New commission. Golden Labrador that passed 5 years ago. Her name is Thistle. Just getting started....


----------



## Blue Angel (Aug 4, 2013)




----------



## Susan Mulno (Apr 13, 2015)

This is going to be amazing! Great angle!


----------



## leighann (May 10, 2015)

Beautiful!! Today is one year since we lost our Zoie. She was our heart. We miss her so much. 

Since I truly suck at realism, I would like to get her portrait some day. :wink:

:vs_cool:


----------



## Erilia (Jul 23, 2015)

This is so nice, I love the angle and this dog so so cute :vs_blush:
Amazing colored pencils work, what kind did you use ? What brand ?:biggrin:


----------



## chanda95 (Apr 6, 2011)

Beautiful!!! I lost two of my dogs a few years back and still haven't gotten over their loss enough to draw a picture of them. It's too hard..they were a member of my family for 15 years. Great job.


----------



## Blue Angel (Aug 4, 2013)

Erilia said:


> This is so nice, I love the angle and this dog so so cute :vs_blush:
> Amazing colored pencils work, what kind did you use ? What brand ?:biggrin:


Prismacolor on Strathmore 300 Bristol board.


----------



## Blue Angel (Aug 4, 2013)




----------



## Blue Angel (Aug 4, 2013)

Added another pose of her when she was very old....still have a ways to go. Large piece at 18" x 24'.


----------



## Susan Mulno (Apr 13, 2015)

Love it! Her life on one sheet, that is great!


----------



## Melody Jeoulex (Apr 29, 2015)

It's so adorable >< I'm loving it <3


----------



## FanKi (Apr 23, 2015)

This is... pfff... Wow wow wow

No words.


----------



## leighann (May 10, 2015)

Oh, wow...what a pretty baby. I will have to commission you sometime for a portrait of our Zoie. You have really shown how much Thistle was loved.

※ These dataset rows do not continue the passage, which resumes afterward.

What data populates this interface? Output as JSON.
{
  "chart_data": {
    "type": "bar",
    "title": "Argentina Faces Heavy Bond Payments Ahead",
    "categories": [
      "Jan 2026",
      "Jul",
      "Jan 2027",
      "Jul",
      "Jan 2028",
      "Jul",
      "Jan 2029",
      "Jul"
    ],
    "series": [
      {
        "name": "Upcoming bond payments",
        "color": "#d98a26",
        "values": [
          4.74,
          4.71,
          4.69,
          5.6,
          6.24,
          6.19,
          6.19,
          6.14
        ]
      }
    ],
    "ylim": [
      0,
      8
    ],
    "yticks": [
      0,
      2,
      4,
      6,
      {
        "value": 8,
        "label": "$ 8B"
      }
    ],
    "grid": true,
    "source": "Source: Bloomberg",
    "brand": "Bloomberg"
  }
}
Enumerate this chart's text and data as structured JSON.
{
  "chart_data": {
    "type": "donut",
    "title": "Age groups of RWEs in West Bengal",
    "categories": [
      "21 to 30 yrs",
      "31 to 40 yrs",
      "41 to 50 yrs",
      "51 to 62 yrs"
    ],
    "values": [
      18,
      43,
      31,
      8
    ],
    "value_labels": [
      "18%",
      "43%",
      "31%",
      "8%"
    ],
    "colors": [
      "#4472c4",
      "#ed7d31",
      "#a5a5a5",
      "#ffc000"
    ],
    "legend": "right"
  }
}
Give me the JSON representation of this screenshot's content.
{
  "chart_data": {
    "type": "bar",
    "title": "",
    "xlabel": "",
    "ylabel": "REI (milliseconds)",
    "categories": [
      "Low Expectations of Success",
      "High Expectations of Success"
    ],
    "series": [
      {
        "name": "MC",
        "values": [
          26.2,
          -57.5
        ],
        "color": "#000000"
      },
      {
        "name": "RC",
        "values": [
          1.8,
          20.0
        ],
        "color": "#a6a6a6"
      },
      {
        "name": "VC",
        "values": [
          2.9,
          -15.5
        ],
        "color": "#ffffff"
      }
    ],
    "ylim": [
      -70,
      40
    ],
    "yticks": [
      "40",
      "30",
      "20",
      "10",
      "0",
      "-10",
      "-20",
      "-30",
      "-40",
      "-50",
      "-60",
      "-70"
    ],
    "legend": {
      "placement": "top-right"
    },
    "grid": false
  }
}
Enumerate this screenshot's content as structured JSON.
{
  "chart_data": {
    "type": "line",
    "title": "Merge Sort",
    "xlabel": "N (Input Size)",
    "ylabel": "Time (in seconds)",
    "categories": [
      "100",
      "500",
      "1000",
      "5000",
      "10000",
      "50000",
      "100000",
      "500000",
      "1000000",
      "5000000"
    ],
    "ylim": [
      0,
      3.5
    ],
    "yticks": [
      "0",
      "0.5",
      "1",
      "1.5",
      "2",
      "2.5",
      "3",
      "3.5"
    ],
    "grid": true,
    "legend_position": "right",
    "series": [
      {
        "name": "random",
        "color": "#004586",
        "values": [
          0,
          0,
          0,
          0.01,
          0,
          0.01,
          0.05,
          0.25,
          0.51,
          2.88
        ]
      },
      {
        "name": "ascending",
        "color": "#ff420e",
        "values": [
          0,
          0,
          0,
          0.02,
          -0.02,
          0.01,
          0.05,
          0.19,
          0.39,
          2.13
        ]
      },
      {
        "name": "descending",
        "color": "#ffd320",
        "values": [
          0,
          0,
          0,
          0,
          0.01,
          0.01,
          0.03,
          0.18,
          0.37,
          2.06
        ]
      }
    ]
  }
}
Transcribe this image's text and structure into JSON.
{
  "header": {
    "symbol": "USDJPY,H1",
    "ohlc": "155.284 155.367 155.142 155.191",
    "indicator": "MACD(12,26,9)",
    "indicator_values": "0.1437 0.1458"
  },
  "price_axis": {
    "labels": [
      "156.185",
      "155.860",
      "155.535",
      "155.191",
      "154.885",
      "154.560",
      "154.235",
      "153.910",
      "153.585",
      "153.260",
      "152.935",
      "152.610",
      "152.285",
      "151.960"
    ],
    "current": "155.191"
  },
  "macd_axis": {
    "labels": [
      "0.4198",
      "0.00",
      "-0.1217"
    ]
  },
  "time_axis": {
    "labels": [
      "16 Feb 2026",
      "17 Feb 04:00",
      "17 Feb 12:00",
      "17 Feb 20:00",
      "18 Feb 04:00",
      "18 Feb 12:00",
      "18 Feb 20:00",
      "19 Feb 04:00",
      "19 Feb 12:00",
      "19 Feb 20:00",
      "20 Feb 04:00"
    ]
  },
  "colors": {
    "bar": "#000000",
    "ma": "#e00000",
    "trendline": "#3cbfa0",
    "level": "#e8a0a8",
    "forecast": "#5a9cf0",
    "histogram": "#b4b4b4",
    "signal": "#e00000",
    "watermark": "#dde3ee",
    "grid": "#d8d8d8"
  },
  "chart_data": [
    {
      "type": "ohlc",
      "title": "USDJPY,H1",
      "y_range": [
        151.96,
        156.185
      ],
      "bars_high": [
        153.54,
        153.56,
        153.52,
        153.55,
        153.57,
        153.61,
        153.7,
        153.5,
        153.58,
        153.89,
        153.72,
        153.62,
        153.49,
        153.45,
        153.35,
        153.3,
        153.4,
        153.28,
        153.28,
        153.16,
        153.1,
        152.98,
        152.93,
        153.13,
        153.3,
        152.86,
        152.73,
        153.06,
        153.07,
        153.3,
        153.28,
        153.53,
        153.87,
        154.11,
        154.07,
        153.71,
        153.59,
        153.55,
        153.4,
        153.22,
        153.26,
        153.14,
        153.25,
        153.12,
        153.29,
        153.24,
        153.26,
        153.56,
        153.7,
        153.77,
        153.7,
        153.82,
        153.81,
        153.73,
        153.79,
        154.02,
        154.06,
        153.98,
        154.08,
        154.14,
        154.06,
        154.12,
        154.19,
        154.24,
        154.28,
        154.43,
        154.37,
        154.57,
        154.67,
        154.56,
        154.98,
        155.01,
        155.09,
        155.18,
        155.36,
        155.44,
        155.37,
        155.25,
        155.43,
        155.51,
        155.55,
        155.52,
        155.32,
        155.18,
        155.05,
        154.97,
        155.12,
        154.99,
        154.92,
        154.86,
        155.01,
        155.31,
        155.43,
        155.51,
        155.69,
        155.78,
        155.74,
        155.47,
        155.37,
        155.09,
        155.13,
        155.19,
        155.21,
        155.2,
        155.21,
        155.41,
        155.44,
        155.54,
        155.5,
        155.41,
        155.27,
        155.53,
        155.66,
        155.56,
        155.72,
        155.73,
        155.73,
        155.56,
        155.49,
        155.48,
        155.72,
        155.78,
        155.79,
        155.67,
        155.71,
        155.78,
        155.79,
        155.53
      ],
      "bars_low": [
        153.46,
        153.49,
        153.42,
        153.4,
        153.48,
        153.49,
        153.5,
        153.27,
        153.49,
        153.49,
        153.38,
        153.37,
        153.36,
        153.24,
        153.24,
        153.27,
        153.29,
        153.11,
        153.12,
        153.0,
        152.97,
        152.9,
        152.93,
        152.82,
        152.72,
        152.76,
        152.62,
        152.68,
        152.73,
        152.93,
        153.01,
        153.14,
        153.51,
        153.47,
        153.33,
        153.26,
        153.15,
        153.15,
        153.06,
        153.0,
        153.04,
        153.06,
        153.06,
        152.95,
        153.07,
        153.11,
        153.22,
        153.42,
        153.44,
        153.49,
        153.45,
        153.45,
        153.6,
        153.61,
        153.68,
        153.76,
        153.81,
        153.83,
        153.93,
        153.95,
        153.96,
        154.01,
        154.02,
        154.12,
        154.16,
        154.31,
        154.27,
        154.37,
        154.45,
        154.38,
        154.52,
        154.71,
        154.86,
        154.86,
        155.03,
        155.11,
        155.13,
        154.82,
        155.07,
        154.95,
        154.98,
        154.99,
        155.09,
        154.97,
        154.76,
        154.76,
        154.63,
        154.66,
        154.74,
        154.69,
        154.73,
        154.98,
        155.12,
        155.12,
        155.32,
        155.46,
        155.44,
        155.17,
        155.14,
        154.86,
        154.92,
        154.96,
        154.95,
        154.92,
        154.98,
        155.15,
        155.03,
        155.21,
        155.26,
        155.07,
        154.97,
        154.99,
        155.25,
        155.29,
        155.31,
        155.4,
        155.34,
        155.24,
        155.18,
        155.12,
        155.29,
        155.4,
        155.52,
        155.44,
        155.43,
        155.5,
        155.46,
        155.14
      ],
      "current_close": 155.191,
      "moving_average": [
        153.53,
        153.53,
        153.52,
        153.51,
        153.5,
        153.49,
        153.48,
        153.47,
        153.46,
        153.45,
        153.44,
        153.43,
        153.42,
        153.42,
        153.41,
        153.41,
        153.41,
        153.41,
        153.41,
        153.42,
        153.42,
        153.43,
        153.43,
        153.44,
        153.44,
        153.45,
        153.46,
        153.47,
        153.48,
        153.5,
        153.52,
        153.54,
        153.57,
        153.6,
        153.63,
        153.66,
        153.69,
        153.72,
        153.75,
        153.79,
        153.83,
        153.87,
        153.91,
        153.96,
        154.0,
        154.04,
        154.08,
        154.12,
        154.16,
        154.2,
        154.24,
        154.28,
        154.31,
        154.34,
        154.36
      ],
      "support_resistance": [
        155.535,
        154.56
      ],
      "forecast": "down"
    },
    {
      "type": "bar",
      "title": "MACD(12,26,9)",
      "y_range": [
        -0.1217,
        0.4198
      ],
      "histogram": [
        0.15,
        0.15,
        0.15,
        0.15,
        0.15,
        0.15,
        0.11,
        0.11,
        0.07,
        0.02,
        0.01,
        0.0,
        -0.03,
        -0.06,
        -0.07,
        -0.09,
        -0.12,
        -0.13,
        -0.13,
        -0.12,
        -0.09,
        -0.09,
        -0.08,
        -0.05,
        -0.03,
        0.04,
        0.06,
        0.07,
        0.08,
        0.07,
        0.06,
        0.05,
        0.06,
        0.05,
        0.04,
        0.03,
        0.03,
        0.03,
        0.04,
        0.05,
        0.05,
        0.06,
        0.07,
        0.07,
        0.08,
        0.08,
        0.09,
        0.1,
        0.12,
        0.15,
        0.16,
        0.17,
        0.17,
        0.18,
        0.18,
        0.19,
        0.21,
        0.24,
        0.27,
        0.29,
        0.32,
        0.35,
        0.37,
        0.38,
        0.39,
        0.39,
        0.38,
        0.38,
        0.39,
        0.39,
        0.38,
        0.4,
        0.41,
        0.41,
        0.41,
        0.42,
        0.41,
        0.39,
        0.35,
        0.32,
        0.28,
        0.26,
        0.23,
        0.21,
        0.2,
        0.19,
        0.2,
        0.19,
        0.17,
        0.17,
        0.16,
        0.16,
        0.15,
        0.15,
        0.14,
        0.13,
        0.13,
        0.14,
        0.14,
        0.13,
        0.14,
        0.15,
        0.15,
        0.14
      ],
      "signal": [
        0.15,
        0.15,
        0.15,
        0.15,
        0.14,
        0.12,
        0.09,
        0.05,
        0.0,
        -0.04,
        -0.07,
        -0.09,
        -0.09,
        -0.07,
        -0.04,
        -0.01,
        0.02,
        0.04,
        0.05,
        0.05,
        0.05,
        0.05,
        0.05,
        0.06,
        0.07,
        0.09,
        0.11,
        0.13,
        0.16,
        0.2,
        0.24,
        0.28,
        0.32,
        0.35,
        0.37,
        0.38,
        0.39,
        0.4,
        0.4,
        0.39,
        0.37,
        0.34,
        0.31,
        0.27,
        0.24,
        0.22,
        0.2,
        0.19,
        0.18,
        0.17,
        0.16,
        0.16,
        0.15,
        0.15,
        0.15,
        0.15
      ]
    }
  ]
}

This is my Zoie....we miss her so much :unhappy:


----------



## Blue Angel (Aug 4, 2013)

leighann said:


> Oh, wow...what a pretty baby. I will have to commission you sometime for a portrait of our Zoie. You have really shown how much Thistle was loved.
> 
> This is my Zoie....we miss her so much :unhappy:


Zoie is beautiful! Send me an email at your convenience. [email protected]


----------



## Blue Angel (Aug 4, 2013)

Finished!


----------



## TerryCurley (Jan 4, 2015)

This is a fantastic drawing. It kind of makes me sad knowing that he has passed. I love dogs, in fact I love dogs more than I love most people.


----------



## Susan Mulno (Apr 13, 2015)

It's fantastic! What a lovely tribute.


----------



## FanKi (Apr 23, 2015)

Once again back is the incredible! 

Master Piece!


----------



## leighann (May 10, 2015)

It turned out so wonderful!!! Once we get settled into a new house, will be emailing you :biggrin:


----------